Although Lewis received more votes, B.S. Morgan became State Superintendent of Free Schools in 1892. Lewis received an A.M. in history from West Virginia University the following year, and also published the first state manual of primary education. His 1896 textbook History and Government of West Virginia was utilized statewide in public schools for over fifty years. In 1905, Governor William M. O. Dawson appointed Lewis first director of the Bureau of Archives and History, and he served in that position until his death.

==Death and legacy==
Lewis died at his home in Mason City on December 5, 1912. His papers are held by Marshall University and by West Virginia University. His former home in Mason City, now known as the Shumaker-Lewis House, was placed on the National Register of Historic Places in 1979. The West Virginia Historical Society's Virgil A. Lewis Award is named in his honor.

==Works==

- Lewis, Virgil A. and Brock, Robert Alonzo (1884), History of Virginia from Settlement of Jamestown to Close of the Civil War Two volumes; H. H. Hardesty.
- Lewis, Virgil A. (1888), Life and Times of Anne Bailey, the Pioneer Heroine of the Great Kanawha Valley
- Lewis, Virgil A. and Brock, Robert Alonzo (1888), Virginia and Virginians: Eminent Virginians, Vol. I, H.H. Hardesty, Richmond.
- Lewis, Virgil A. (1889), General History of West Virginia
- Lewis, Virgil A. (1892). "Southern Historical Magazine: Devoted to History, Genealogy, Biography, Archæology and Kindred Subjects"
- Lewis, Virgil A. (1894), Biennial Report of the State Superintendent of Free Schools, State of West Virginia.

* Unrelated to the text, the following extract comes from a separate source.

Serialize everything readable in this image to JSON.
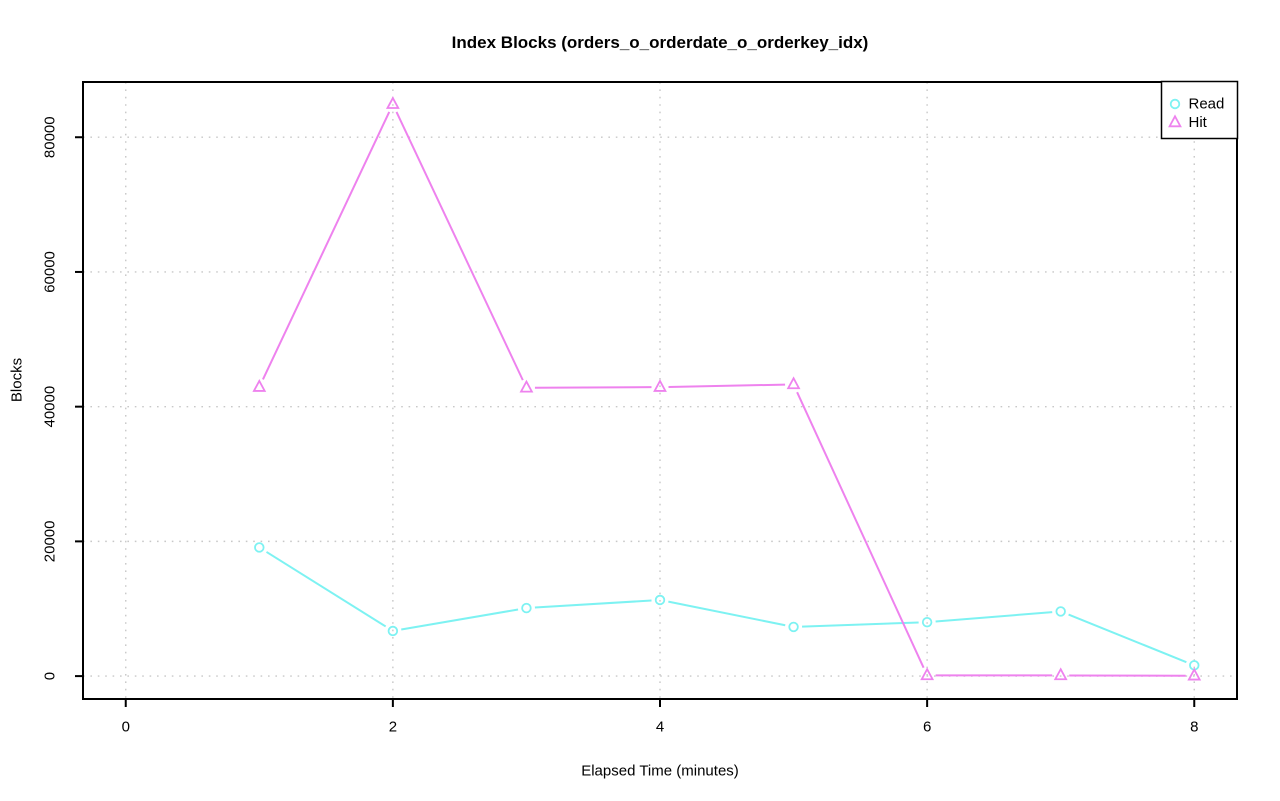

- Lewis, Virgil A. (1894), Manual and Graded Course of Study for the Country and Village Schools of West Virginia.
- Lewis, Virgil A. (1895), The Original Indiana Territory: It was in West Virginia; The Eleventh Amendment to the Federal Constitution, A Paper Read by Virgil A. Lewis, before the Fifth Annual Meeting of the West Virginia Historical and Antiquarian Society, January 17, 1895. Charleston, W.Va.: Press of Butler Printing Co.

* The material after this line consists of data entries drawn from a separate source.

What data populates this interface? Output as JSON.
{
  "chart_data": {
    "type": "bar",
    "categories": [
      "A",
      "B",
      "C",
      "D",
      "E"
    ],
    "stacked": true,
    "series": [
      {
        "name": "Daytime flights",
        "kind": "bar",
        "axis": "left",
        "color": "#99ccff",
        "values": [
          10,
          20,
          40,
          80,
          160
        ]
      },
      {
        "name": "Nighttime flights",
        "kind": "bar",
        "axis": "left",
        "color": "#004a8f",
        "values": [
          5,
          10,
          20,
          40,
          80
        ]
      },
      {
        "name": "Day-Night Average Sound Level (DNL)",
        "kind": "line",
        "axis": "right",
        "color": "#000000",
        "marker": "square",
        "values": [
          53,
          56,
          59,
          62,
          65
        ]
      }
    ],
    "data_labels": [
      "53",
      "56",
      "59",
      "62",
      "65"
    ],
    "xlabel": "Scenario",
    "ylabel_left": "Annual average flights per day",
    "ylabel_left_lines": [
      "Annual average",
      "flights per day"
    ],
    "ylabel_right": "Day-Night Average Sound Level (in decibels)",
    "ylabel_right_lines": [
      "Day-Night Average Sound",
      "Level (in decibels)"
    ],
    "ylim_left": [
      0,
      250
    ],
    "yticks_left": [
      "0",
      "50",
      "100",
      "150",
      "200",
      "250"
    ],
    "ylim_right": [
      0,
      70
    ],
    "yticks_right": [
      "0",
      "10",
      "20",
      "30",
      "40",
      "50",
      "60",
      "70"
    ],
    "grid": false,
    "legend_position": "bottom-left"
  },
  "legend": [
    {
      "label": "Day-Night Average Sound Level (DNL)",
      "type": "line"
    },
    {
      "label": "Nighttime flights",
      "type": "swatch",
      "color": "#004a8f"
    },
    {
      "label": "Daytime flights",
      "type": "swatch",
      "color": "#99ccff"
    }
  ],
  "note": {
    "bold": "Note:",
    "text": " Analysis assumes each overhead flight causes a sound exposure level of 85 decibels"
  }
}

- Lewis, Virgil A. (1896), History and Government of West Virginia (Revised editions: 1904, 1912, 1916, 1922, etc.)
- Lewis, Virgil A. (1903), The Story of the Louisiana Purchase
- Lewis, Virgil A. (1904), Handbook of West Virginia: Its History, Natural Resources, Industrial Enterprise and Institutions; Published by West Virginia Commission of the Louisiana Purchase Exposition.
- Lewis, Virgil A. (1909), How West Virginia Was Made: Proceedings of the First Convention of the People Northwestern Virginia at Wheeling May 13, 14 and 15, 1861, and the Journal of the Second Convention of the People of Northwestern Virginia at Wheeling, which Assembled...

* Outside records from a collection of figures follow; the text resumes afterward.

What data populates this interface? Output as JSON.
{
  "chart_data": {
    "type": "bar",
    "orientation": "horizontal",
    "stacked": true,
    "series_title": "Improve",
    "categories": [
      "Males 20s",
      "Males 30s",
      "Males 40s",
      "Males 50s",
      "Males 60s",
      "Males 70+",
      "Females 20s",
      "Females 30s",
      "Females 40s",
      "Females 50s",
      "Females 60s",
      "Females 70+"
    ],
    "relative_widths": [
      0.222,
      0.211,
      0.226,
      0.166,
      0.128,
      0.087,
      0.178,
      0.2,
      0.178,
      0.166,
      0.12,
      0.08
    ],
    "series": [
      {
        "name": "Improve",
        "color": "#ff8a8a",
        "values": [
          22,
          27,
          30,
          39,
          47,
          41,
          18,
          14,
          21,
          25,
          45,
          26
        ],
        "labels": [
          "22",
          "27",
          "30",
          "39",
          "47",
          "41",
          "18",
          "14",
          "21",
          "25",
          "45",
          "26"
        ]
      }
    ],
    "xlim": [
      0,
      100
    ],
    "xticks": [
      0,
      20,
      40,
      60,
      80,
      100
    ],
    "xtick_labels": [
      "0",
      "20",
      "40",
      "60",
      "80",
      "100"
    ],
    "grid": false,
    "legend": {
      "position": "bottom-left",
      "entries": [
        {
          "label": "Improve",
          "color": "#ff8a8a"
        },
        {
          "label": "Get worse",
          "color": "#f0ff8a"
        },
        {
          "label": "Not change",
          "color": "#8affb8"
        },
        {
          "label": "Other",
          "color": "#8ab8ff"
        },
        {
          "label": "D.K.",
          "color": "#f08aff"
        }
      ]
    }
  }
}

- Lewis, Virgil A. (1909), History of the Battle of Point Pleasant; Charleston, West Virginia: Tribune (Reprinted Maryland: Willow Bend, 2000. ISBN 1-888265-59-0.)
- Lewis, Virgil A., "A history of Marshall Academy, Marshall College and Marshall College State Normal School."
- Three biennial reports (1906, 1908, 1911) of the State Department of Archives and History.
  - Extract of 1911 report: Lewis, Virgil A. (1911), The Soldiery of West Virginia in the French and Indian War; Lord Dunmore's War; the Revolution; the Later Indian Wars; the Whiskey Insurrection; the Second War with England; the War with Mexico. And Addenda Relating to West Virginians in the Civil War.